Maya Moore — the almost mythic force whose rhythm and fearlessness left rookie A’ja in awe.
These women didn’t just inspire her. They shaped her. And now Wilson stands on the very path they cleared, possibly as the next great player destined for a burnt-orange Hall of Fame jacket.
But ask her about that future, and she instantly pulls back. She refuses to get lost in what’s ahead.
“I haven’t given it a thought,” she insists. “I’m just in the moment.”
Still, even she admits that the thought of standing on a Hall of Fame stage one day — with her journey on full display — is something deeply powerful.
That’s what makes the most emotional moment of the interview hit so hard.
The host plays a clip from Cynthia Cooper — Houston Comets icon, one of the greatest champions in basketball history — speaking about who inspires her. Her answer? A’ja Wilson.
Cooper didn’t whisper it. She declared it.
“A’ja Wilson connects me to greatness,” Cooper said. “She is unapologetically A’ja Wilson.”
Wilson froze. She blinked. She laughed in disbelief. She teared up.
“That is so cool,” she finally whispered. “I have no words.”
This is the invisible thread running through Wilson’s career — connection. Legacy. The passing of wisdom through generations like a sacred torch.
So when she speaks about the two biggest influences in her life, she doesn’t hesitate: Dawn Staley and Becky Hammon.
Two titans. Two teachers. Two women who shaped her into the force she is today.

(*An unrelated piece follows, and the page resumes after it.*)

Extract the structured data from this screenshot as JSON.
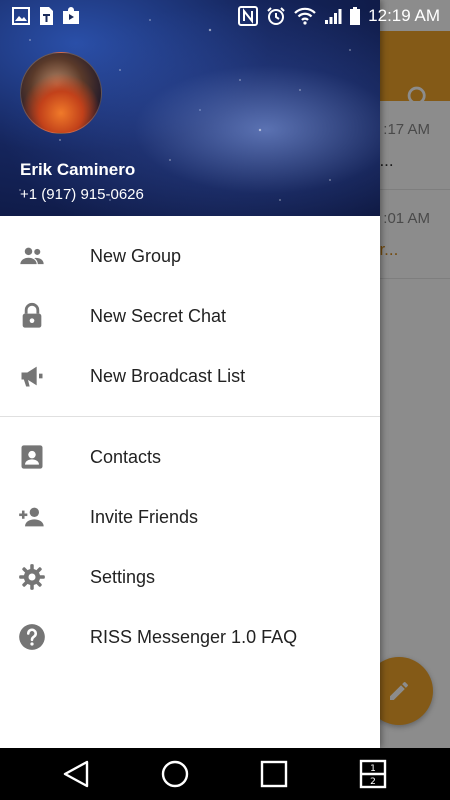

With Staley, it was identity. Permission to be her vibrant, quirky, ambitious self while learning what it truly means to lead.
With Hammon, it was accountability. The art of standing firm in who you are. Owning your greatness. Never backing down from the business of basketball or the weight of responsibility that comes with it.
“They passed the baton,” Wilson said. “And there’s never been a drop-off.”
These lessons now flow through Wilson into the next generation — the rookies who describe her as the veteran who changed their view of the league, the standard-bearer who sets the bar impossibly high yet still lifts them as they climb.
This season’s rookie class is loaded, but Wilson beams when she talks about them.
“The league is in great hands,” she said proudly. “This wave of players? They’re the best that’s yet to come.”
Her work with AT&T’s Beyond the Bleachers campaign shows an even more intimate side — a woman who sees the power in young people long before they see it in themselves. She opens her life to them, connects with them, uplifts them, and sometimes even spends full days with them — like she recently did with Jaden Hilton, a South Carolina graduate student and aspiring coach.
Hilton’s journey — from fighting through a life-threatening medical battle to chasing her dreams — struck Wilson immediately.
“Those moments are bigger than me scoring 30,” Wilson said. “Those are the powerful ones.”
She believes Hilton could become the next Dawn Staley — and she means it.
Connection. Impact. Legacy. These aren’t talking points for Wilson. They’re the rhythm of her life.
So when the interview winds down and she’s asked the simplest question — What can we expect from the Aces in the playoffs? — she doesn’t offer a slogan or prediction.
She just smiles confidently.
“It’s going to be the Aces in the playoffs,” she says. “It’s going to be good.”
And somehow, that one sentence says everything.
The joy.
The peace.
The fire.
The legacy.
The greatness she learned.
The greatness she is building.
The greatness she will pass down.
A’ja Wilson isn’t just playing basketball.
She’s continuing a lineage — and creating one of her own.